Dispensing fees are not in place simply to "fill the cash register at the pharmacy." There is a lot of work by the pharmacy staff -- technicians and pharmacists alike -- to prepare a prescription for a patient. Pharmacists take the time to ensure the dose the patient has been prescribed is appropriate, check for drug interactions with a patient's other medications, verify that the prescription has been filled correctly and counsel the patient if the medication is new. If there are issues that require contacting the doctor, we do that on the patient's behalf.
Dispensing fees are meant to compensate the pharmacist and pharmacy staff for all the important work done to ensure a high quality of patient care and safety.

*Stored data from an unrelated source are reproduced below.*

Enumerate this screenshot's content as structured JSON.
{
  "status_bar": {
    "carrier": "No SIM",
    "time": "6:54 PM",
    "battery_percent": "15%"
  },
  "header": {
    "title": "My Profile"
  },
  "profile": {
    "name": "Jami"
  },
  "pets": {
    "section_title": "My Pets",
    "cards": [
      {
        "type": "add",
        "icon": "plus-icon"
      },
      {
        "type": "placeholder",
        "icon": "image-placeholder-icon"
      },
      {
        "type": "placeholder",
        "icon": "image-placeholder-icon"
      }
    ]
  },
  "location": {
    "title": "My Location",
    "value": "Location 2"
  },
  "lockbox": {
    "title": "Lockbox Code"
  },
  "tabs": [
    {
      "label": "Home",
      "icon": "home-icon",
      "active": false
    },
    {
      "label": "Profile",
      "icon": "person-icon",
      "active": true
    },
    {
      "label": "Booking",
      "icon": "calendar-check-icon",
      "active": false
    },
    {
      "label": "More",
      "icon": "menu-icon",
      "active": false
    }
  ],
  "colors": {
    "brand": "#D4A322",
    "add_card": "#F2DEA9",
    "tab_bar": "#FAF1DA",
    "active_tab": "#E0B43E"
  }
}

Many pharmacies also offer other valuable services such as blister packaging, free delivery and disposal of expired and unused medications without charging extra fees. And let's not forget all of the advice we provide about over-the-counter products without charging any fees at all.

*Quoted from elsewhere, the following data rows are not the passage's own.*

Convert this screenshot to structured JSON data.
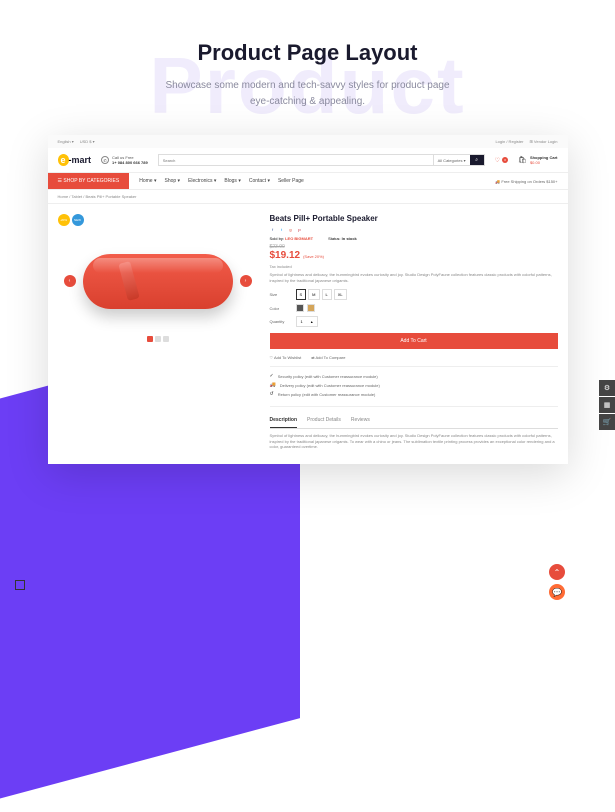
{
  "hero": {
    "bg_text": "Product",
    "title": "Product Page Layout",
    "subtitle1": "Showcase some modern and tech-savvy styles for product page",
    "subtitle2": "eye-catching & appealing."
  },
  "topbar": {
    "lang": "English ▾",
    "currency": "USD $ ▾",
    "login": "Login / Register",
    "vendor": "⊞ Vendor Login"
  },
  "header": {
    "logo_e": "e",
    "logo_dash": "-",
    "logo_mart": "mart",
    "call_label": "Call us Free",
    "call_number": "1+ 084 800 666 789",
    "search_placeholder": "Search",
    "search_cat": "All Categories ▾",
    "search_icon": "⌕",
    "wish_count": "0",
    "cart_label": "Shopping Cart",
    "cart_value": "$0.00"
  },
  "nav": {
    "categories": "☰ SHOP BY CATEGORIES",
    "items": [
      "Home ▾",
      "Shop ▾",
      "Electronics ▾",
      "Blogs ▾",
      "Contact ▾",
      "Seller Page"
    ],
    "shipping": "🚚 Free Shipping on Orders $150+"
  },
  "breadcrumb": "Home / Tablet / Beats Pill+ Portable Speaker",
  "product": {
    "badge_sale": "-20%",
    "badge_new": "NEW",
    "title": "Beats Pill+ Portable Speaker",
    "sold_label": "Sold by:",
    "sold_value": "LEO BIGMART",
    "status_label": "Status:",
    "status_value": "In stock",
    "old_price": "$23.90",
    "price": "$19.12",
    "save": "(Save 20%)",
    "tax": "Tax included",
    "desc": "Symbol of lightness and delicacy, the hummingbird evokes curiosity and joy. Studio Design PolyFaune collection features classic products with colorful patterns, inspired by the traditional japanese origamis.",
    "size_label": "Size",
    "sizes": [
      "S",
      "M",
      "L",
      "XL"
    ],
    "color_label": "Color",
    "qty_label": "Quantity",
    "qty_value": "1",
    "add_cart": "Add To Cart",
    "wishlist": "♡ Add To Wishlist",
    "compare": "⇄ Add To Compare",
    "policies": [
      {
        "icon": "✓",
        "text": "Security policy (edit with Customer reassurance module)"
      },
      {
        "icon": "🚚",
        "text": "Delivery policy (edit with Customer reassurance module)"
      },
      {
        "icon": "↺",
        "text": "Return policy (edit with Customer reassurance module)"
      }
    ],
    "tabs": [
      "Description",
      "Product Details",
      "Reviews"
    ],
    "tab_content": "Symbol of lightness and delicacy, the hummingbird evokes curiosity and joy. Studio Design PolyFaune collection features classic products with colorful patterns, inspired by the traditional japanese origamis. To wear with a chino or jeans. The sublimation textile printing process provides an exceptional color rendering and a color, guaranteed overtime."
  }
}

The first thing anyone taking prescription or over-the-counter medications should consider is, what to do with the leftovers? A small survey by University of Manitoba students found that most Winnipeggers are unaware of the consequences that prescription and over-the-counter medications present to our environment when not disposed of correctly.

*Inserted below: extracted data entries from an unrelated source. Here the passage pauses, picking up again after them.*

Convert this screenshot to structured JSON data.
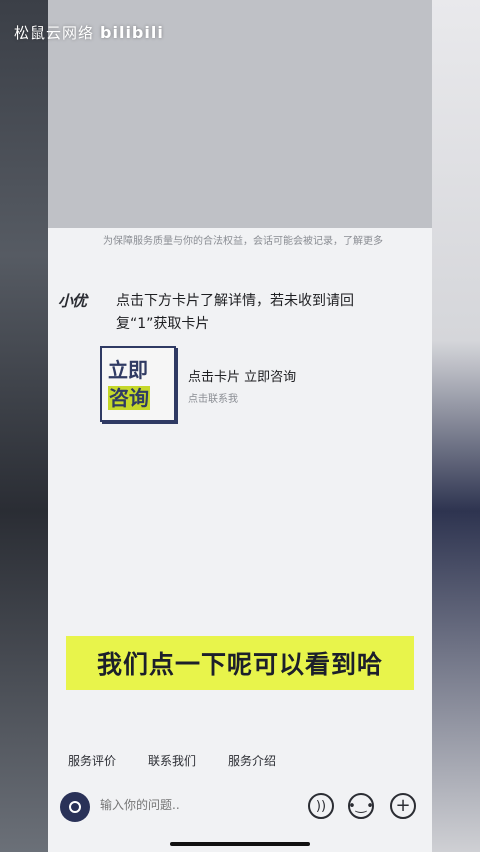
{
  "watermark": {
    "text": "松鼠云网络",
    "brand": "bilibili"
  },
  "chat": {
    "notice": "为保障服务质量与你的合法权益，会话可能会被记录，了解更多",
    "bot_name": "小优",
    "bot_message": "点击下方卡片了解详情，若未收到请回复“1”获取卡片",
    "card": {
      "thumb_line1": "立即",
      "thumb_line2": "咨询",
      "title": "点击卡片 立即咨询",
      "subtitle": "点击联系我"
    }
  },
  "video_subtitle": "我们点一下呢可以看到哈",
  "quick_links": [
    "服务评价",
    "联系我们",
    "服务介绍"
  ],
  "input": {
    "placeholder": "输入你的问题.."
  },
  "icons": {
    "camera": "camera-icon",
    "voice": "voice-icon",
    "emoji": "emoji-icon",
    "plus": "plus-icon"
  },
  "colors": {
    "subtitle_bg": "#e8f44b",
    "accent": "#2a3258"
  }
}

Creating awareness in the public on proper disposal methods of unused or expired pharmaceuticals should be a priority. Most pharmacies in Winnipeg have take-back programs at no cost to consumers. In Canada, 423 million prescriptions were dispensed in 2006, and this is expected to grow at an annual rate of 7.3 per cent.
If all that medication is flushed down the toilet or thrown in the garbage, higher levels of chemicals and toxins will be found in our environment and water supply. How sustainable is that?
Comics mirror life
Once again we see art mirroring life in the comics page of the Free Press. A short time ago we saw Crankshaft chaining himself to his tree, defending it from the tree removers.
Now we read of a local hero, Patricia Kuzak, running barefoot in her bathrobe to the boulevard to rescue a tree she has enjoyed for so long (Saving tree is about protecting her roots, April 5). Good on you, Mrs. Kuzak!
There is much to learn from the comics in the Free Press, although not all of them. I find myself selective, which likely would prove a reflection of me if a psychologist ever got me in his chair. No thanks.
Aware of injustices
I can understand Jack McLaughlin's concern in his April 4 letter, Zoo might be next, that so much effort and energy are directed toward attempts to save unwanted dogs on northern reserves, or for that matter attempts to reunite lost pets with their owners.
It's true that there seems to be an increased awareness of the plight of animals from the slaughterhouse to the circus tent. This can't be a bad thing. Social media such as Facebook make it easy for us to hear about and respond to the latest terrible story, whether we send a cheque, foster an animal or get in our car to go and look for a lost dog.
This is not replacing our concern for the plight of children here or in war-torn countries. If anything it increases the level of awareness of injustice and makes if possible for people to jump right in and do something immediately.
What a great feeling of satisfaction comes from this, not to say good karma, and often this leads to other actions in other arenas such as child poverty.
No one is walking past suffering children on reserves or in cities or Third World countries. It's just more difficult to get involved because of the structures that are already supposed to be in place to protect these children, such as families and agencies.